The move reflects a wider shift in enterprise security as businesses contend with a rapid rise in non-human identities. AI agents are becoming a larger part of day-to-day operations, yet access governance systems were largely built around employees, administrators and service accounts rather than semi-autonomous software actors.

Delinea says its platform provides centralised identity governance and just-in-time runtime authorisation, while StrongDM ID links agent identities to human sponsors. The aim is to give security teams a way to discover, govern and authorise access for both people and software agents across cloud, hybrid and on-premises environments.

Yubico's role is to provide what it describes as hardware-attested human authorisation. In practice, that means using a security key to produce cryptographic proof that a particular person approved a particular action within defined constraints.

The combined approach can be used to build audit trails across AI software factory workflows, from code generation to deployment, and across broader agentic operations.

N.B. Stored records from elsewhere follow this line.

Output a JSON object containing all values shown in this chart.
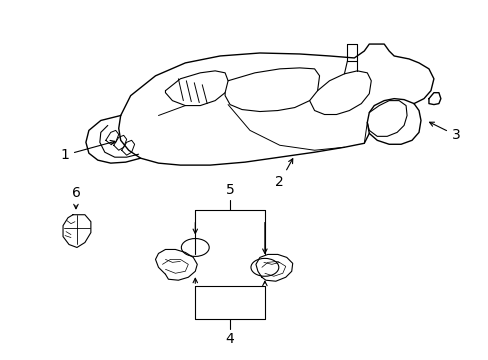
{
  "bg_color": "#ffffff",
  "line_color": "#000000",
  "label_color": "#000000",
  "label_fontsize": 10,
  "fig_width": 4.89,
  "fig_height": 3.6,
  "dpi": 100
}
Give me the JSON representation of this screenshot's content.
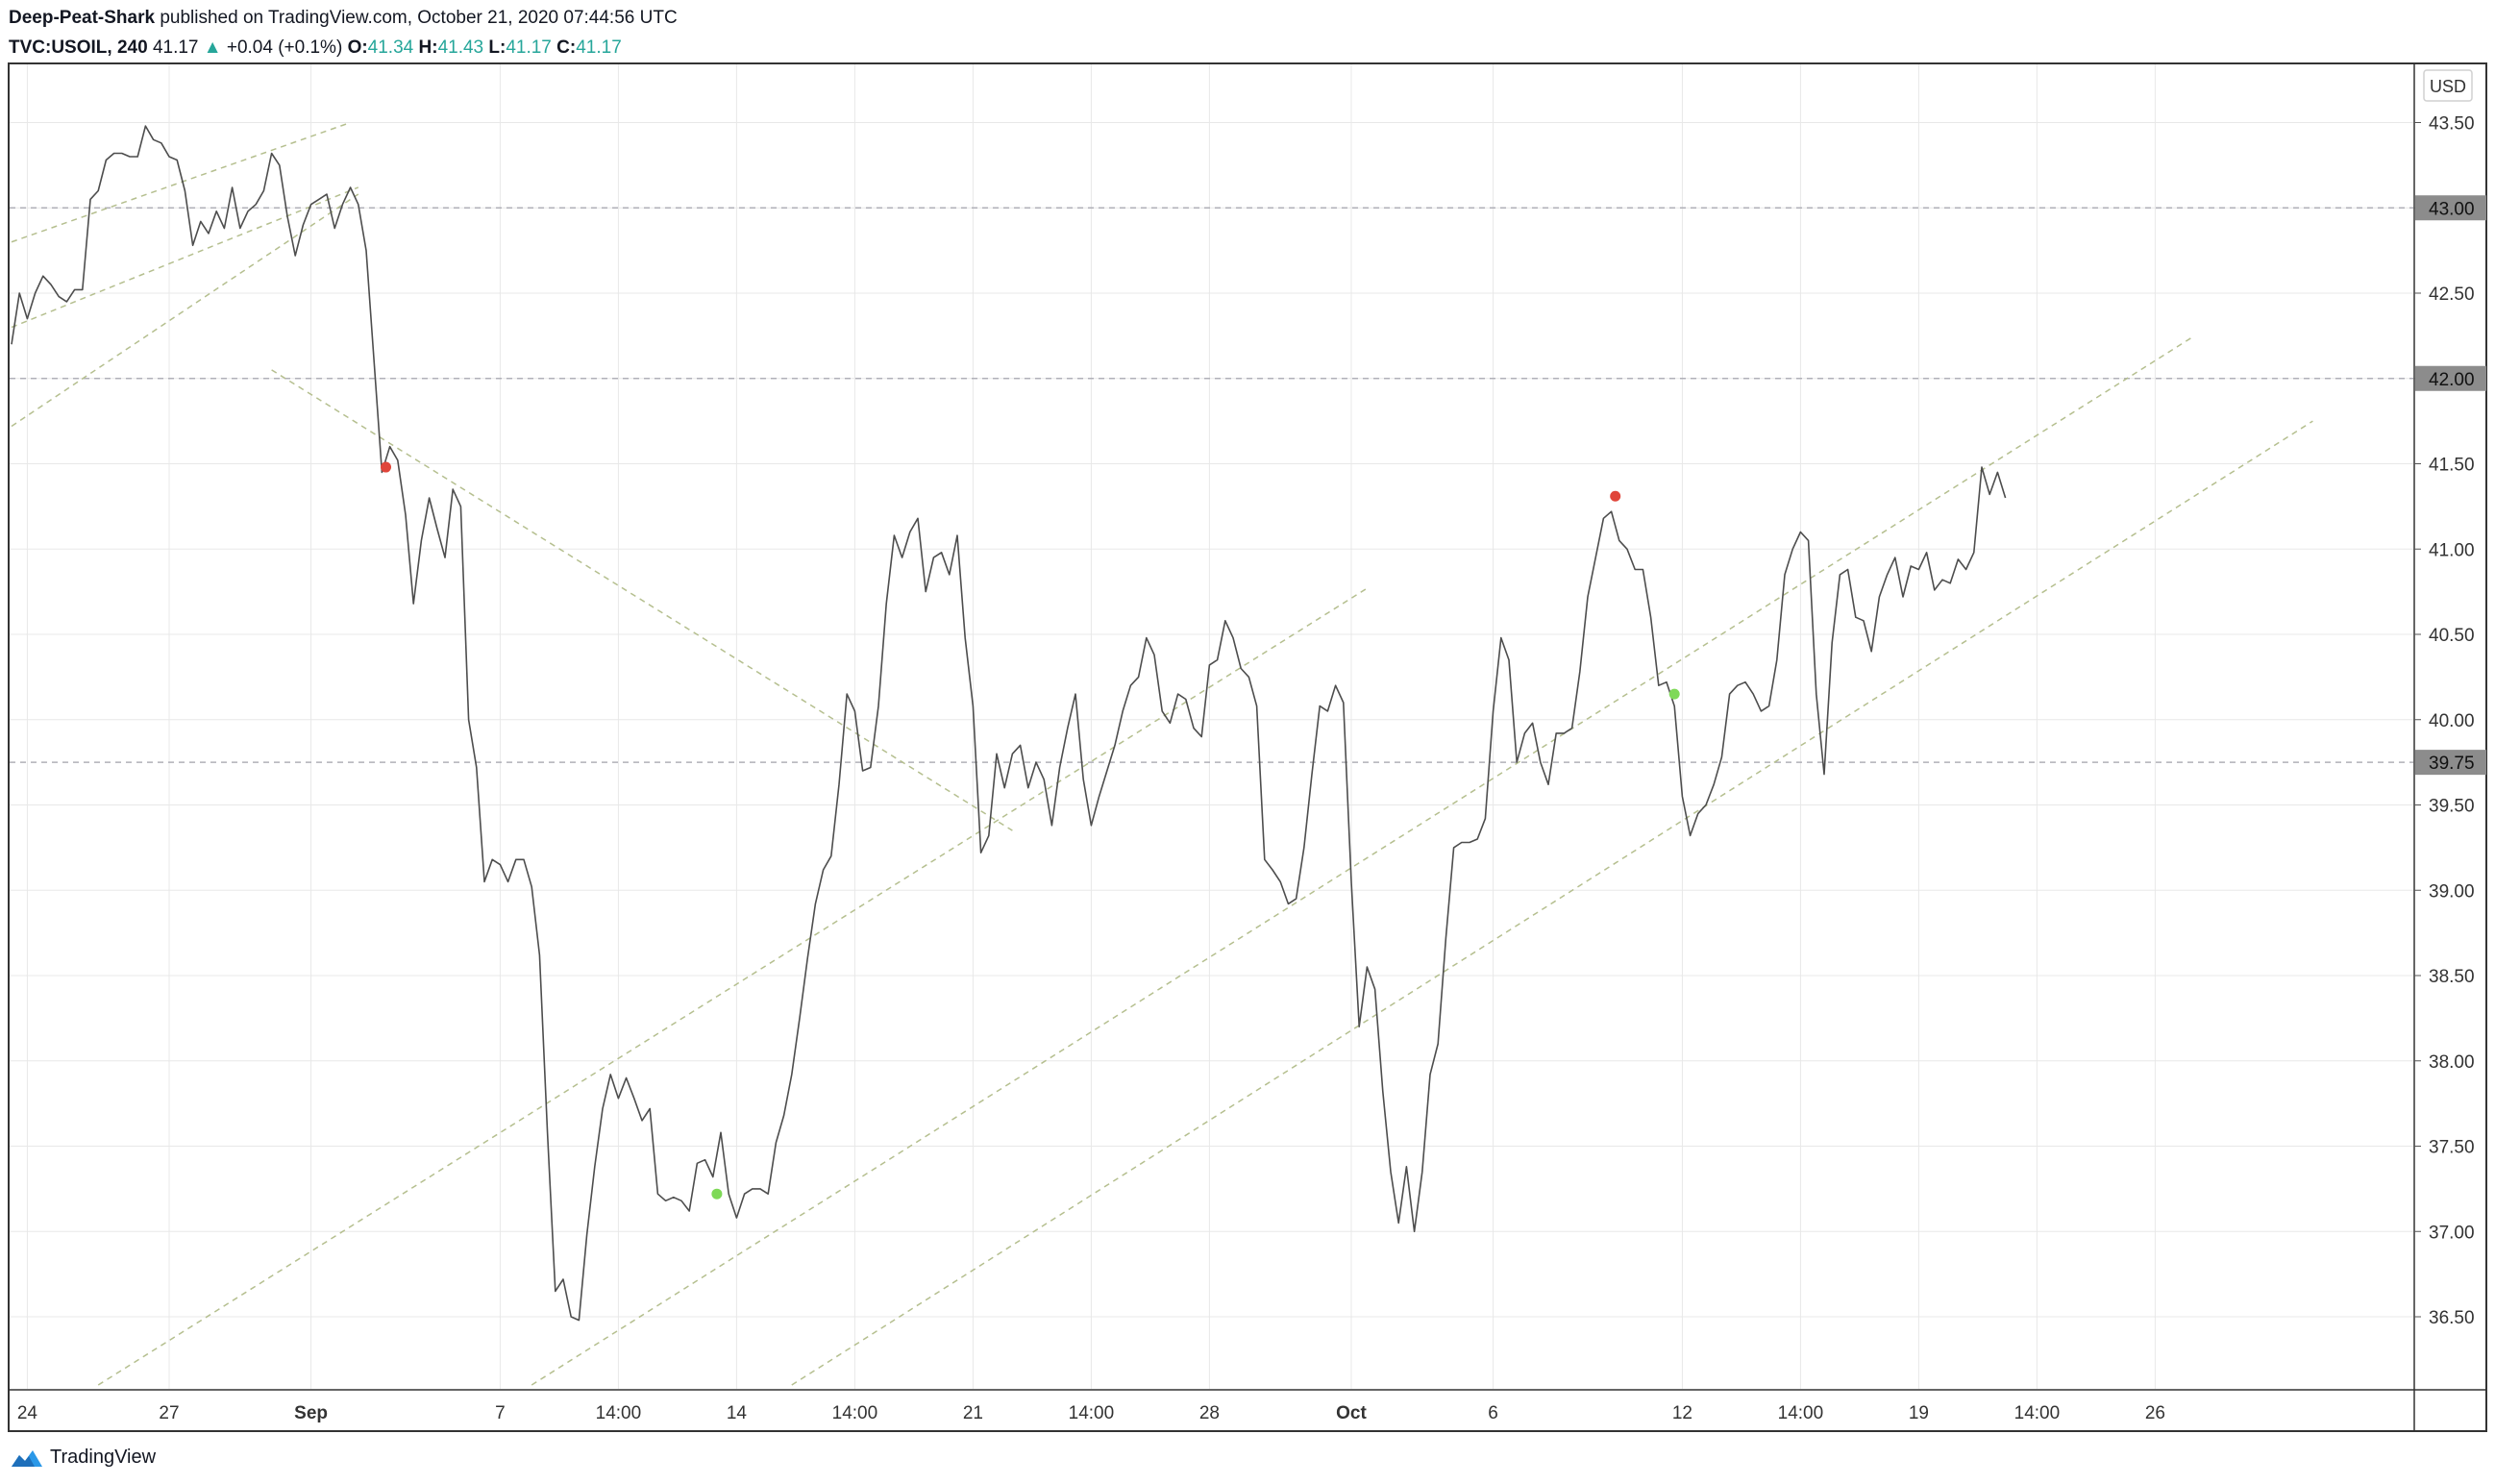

It can also support escalation gates backed by YubiKey approval for actions involving human, machine and AI identities.

Albert Biketi, Chief Product and Technology Officer at Yubico, said the challenge for organisations is not simply identifying an AI system but proving who authorised a consequential action.

"The hard problem in agentic AI security is accountability: can you prove a specific human approved a high-consequence action?

"Hardware attestation without runtime enforcement is a signature with no enforcement point. Runtime enforcement without hardware attestation is a policy gate with no proof of human presence. This integration with Delinea solves both sides."

Phil Calvin, Chief Product Officer at Delinea, said AI agents are becoming a significant new identity category inside large organisations.

"AI agents are quickly becoming one of the fastest-growing classes of identities in enterprise environments, yet most organisations lack the controls and accountability needed to govern what those identities can do.

"By combining Delinea's identity governance and runtime authorisation with Yubico's hardware-backed human authorisation, we create a trusted chain of control that ensures every high-risk action performed by an AI agent can be traced back to a verified human decision."